Я всю жизнь работала в лавке и вдруг оказалась запертой в доме. На все мои мольбы разрешить помочь ему с бумагами или расписками приказчиков муж только улыбался и снисходительно называл меня «моя торговка». Господи, как я скучала! По отцу, по лавке, по Венеции. И по Пеппо. Моему лучшему другу, за которого, оказывается, мне вовсе не хотелось замуж. Кто ж выходит за братьев? Почему я сразу этого не поняла? Еще тогда, когда закончилась вся эта страшная сказка. Когда он стал обычным парнем, без тайн, без интриг, без врагов… А о Годелоте я тогда старалась не думать, потому что сразу чувствовала себя неблагодарной дурой.

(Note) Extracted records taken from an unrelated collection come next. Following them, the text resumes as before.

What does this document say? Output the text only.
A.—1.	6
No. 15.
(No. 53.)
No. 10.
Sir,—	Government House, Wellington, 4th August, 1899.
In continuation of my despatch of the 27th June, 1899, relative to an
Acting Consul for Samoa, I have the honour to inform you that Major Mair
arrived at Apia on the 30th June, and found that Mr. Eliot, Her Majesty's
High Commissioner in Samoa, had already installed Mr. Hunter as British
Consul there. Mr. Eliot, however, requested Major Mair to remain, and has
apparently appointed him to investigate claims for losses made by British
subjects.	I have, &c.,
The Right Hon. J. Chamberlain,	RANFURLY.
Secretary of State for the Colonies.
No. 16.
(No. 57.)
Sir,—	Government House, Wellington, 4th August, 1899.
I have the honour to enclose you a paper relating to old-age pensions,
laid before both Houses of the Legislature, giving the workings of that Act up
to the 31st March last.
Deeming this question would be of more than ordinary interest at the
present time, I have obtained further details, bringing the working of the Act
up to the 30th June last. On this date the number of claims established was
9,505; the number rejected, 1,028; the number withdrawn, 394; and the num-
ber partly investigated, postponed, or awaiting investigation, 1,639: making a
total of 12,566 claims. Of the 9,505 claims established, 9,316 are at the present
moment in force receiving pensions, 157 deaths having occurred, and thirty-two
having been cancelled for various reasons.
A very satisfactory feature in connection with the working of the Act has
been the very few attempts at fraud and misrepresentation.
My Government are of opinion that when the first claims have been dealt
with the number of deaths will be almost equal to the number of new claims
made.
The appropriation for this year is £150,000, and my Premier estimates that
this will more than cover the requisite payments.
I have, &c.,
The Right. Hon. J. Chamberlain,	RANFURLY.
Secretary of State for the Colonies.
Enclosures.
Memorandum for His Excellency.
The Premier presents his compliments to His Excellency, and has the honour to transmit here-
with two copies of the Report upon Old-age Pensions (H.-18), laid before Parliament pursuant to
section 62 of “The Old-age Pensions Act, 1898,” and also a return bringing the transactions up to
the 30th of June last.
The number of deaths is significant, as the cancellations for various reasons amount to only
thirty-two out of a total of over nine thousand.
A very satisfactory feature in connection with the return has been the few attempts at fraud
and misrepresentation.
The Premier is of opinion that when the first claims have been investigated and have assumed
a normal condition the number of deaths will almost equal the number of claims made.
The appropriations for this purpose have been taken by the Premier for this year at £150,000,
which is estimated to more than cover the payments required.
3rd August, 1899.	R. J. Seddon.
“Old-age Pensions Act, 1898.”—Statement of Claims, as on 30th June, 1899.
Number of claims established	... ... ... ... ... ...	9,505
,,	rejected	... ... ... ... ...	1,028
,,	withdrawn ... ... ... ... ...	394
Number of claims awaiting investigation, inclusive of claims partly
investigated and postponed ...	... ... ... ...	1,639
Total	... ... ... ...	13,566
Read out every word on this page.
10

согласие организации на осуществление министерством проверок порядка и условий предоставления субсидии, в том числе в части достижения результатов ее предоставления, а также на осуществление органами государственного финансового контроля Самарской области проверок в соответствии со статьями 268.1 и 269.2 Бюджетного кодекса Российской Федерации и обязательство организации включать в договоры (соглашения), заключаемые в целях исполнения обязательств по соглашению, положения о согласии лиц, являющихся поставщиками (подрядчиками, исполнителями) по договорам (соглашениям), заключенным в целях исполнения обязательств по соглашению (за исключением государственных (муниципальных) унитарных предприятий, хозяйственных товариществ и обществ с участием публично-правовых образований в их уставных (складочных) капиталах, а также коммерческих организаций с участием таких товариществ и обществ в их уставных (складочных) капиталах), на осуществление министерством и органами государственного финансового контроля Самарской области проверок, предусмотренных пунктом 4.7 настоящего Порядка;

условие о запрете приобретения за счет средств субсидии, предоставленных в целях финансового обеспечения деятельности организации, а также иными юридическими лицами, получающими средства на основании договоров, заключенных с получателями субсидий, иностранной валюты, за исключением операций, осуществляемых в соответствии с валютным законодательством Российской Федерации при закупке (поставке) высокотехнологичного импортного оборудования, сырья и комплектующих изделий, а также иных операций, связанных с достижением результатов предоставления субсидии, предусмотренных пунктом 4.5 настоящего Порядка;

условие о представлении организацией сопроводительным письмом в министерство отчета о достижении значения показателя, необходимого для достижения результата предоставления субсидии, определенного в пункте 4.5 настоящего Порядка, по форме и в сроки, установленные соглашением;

Она вздохнула и нервно потеребила рукав:

— Рождение Сперо было моим спасением. Потому я и назвала его так.[7] Горацио тем временем совсем отдалился от нас — у него начались неурядицы в делах. Он умер внезапно, прямо в карете по дороге из Триеста. Каюсь, у меня даже плакать как следует не получилось. Я видела его по два-три дня в месяц. Сперо вообще его с трудом узнавал.

Паолина вдруг зябко передернула плечами. Собственное созерцательное любопытство, с которым она только что разглядывала поблекшую соперницу, показалось ей неопрятным бабьим злорадством.

У нее все было похоже. Чужая жизнь родной деревни, странно чужие люди и тягостно-тревожное чувство ожидания чего-то другого, ее собственного. Она дождалась. А ведь могла так же наспех выйти замуж, чтоб не упустить короткий век своей женской прелести. И теперь от этого простого рассказа о глупой и неудавшейся судьбе у нее что-то нехорошо защемило глубоко внутри.

Росанна правильно истолковала ее натянутое молчание:

— Ты смотришь на меня, как на чахоточную при смерти. Но не надо меня жалеть. Я сама виновата. Овдовев, я стала никем. Дело мужа перешло к его брату Марисио. Мне было отписано круглое состояние. Все в один голос восторгались благородством Марисио, но я знала: он хотел, чтоб я просто отстала и не лезла в его дела. Возвращаться к отцу было стыдно, и я нашла единственный смысл жизни в сыне. Надеюсь, что хоть в этом я преуспела.

Она сделала паузу, а потом улыбнулась, словно от прикосновения к пушистому кошачьему боку:

— В самом начале весны я приехала в Триест на встречу с поверенным Горацио. Сперо был в восторге, он впервые ездил так далеко, да еще в портовый город. Умолял меня посмотреть с ним гавань, но у меня была гора скучнейших дел, и я все обещала и откладывала.

Конечно, ему надоело ждать. Он улизнул от моей компаньонки, сказал, что в лавку за леденцами. И исчез. Это были самые страшные два часа в моей жизни… Я точно знала, куда он собрался, но как найти ребенка в порту?

Словом, я уже заливалась слезами и орала донне Фабии все, что думаю о ней, в самых лучших выражениях лавочницы из Каннареджо. А Сперо вдруг появился, будто из-под земли. Раскрасневшийся, счастливый и виноватый. Паршивец…

Оказывается, это был не первый его вояж. Он уже не раз бегал в порт и познакомился с каким-то шкипером, который взял его на тартану и показал, как ставить парус. Но я почти не слышала всех этих объяснений, только ревела и обнимала его. А шкипер, оказывается, стоял прямо у меня за спиной. Это был Годелот.